Another poem, “The Old Home,” is a fanciful description of the prairie as she remembered it. The visual images are strong and striking, but it’s the personification that most delights the reader:
The prairie rose is blushing
The sun’s kiss on her cheek:
The wind with glee is rushing
In merry hide-and-seek.
The tiger lily’s stalking
The gaudy goldenrod,
The meadowlark is talking
Of shadows on the sod…
Many of Mary’s poems mark special occasions and anniversaries; she probably recited them aloud as her contribution to an evening’s entertainment. Others carry strong religious themes, and several of them were published in the Congregationalist church newspaper, The Advance.
Laura had married Almanzo Wilder in 1885, while Mary was away at college, and for a few years, she lived just down the road from the Ingalls home, with her husband and baby daughter. She visited often, but then, in 1894, the Wilders left South Dakota to seek better economic horizons, first in Florida, then in Missouri. Grace lived at home until she married, in 1901. Carrie’s income was the sole support of the small family for a while; but in 1912, she also married and moved across the state. Both girls learned New York point so they could write directly to Mary.
Then it was just Ma and Mary in the Third Street house. They earned money for their few necessities by renting the upstairs rooms, Ma did washing for the neighbors, and Mary wove fly nets for horses, open-weave blankets that, draped over a horse’s back and neck, protected them from annoying insects.. She embellished the nets she by interweaving colored string in careful patterns, no doubt imagining rainbows, just as she did when she wove the braided rug during the long winter.
When the Ingalls ladies were out and about, they were always together. Mary held onto her mother’s arm as they strolled the few blocks to church or to the center of town. Both were beautifully dressed, always fashionable. Mary knew the way so well her footsteps never faltered; tall and slender, she had to incline her head to hear her mother speak.. Ma was short and matronly, much more like Laura than Mary herself.

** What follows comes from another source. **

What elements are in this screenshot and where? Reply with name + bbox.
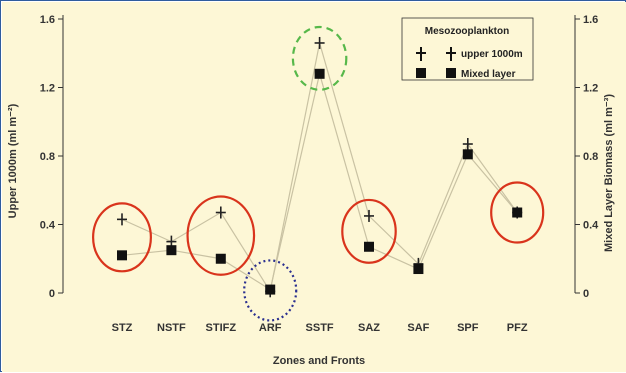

As Ma aged into her eighties, she was increasingly crippled with arthritis. “I am Ma’s feet, and she is my eyes,” Mary explained blithely, Instead of renting rooms, however, they now shared the house with Grace and her husband Nathan. Ma died when she was 83, in 1924. Four years later, while she was visiting her sister Carrie, Mary suffered a stroke. She died in Carrie’s home on October 17. 1928.
“Let Us Be Thankful”
Invariably, in all seven volumes of her saga, Laura describes Mary as gentle and kind and good. As a teen-ager she wrote these words:
Who is it shakes me
Like a Child
When e’er my spirit
Grow too wild
Who gives reproof in accents mild?
My sister Mary.
Who is it trusts me
Without doubt
And ere she knows what
I’m about
Who will come quickly
To help me out?
My sister Mary.
When she was sixteen, Mary confessed to Laura that as a little girl she’d been so good only as a way of showing off. “If you could see how rebellious and mean I feel sometimes, if you could see what I really am, inside, you wouldn’t want to be like me.”

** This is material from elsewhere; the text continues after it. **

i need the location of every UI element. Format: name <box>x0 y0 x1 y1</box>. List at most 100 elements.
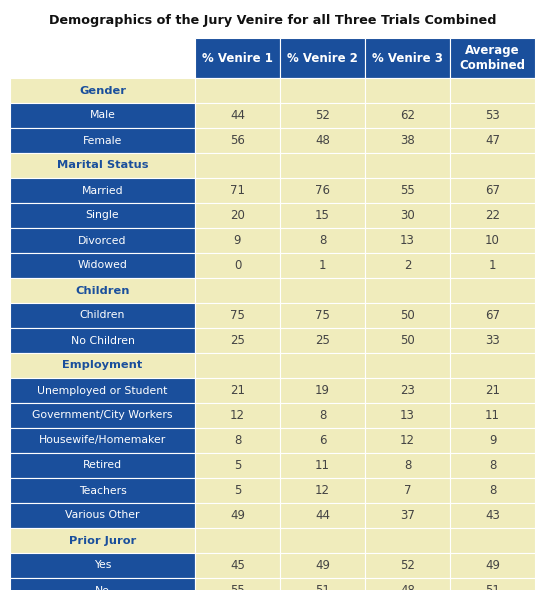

But Laura demurred. “I can see what you’re like inside. It shows all the time. You’re always perfectly patient and never the least bit mean.”
Recollections of family members and friends, letters Mary wrote, and her school reports tend to corroborate Laura’s words. Mary seemed to live her life, as one Laura biographer observed, with “quiet satisfaction.” “How good it is to be alive!” she exclaimed in a letter to Laura in 1914. “Let us be thankful that we were born. Let us fold away our fears and put by our foolish tears through the coming year and just be glad.”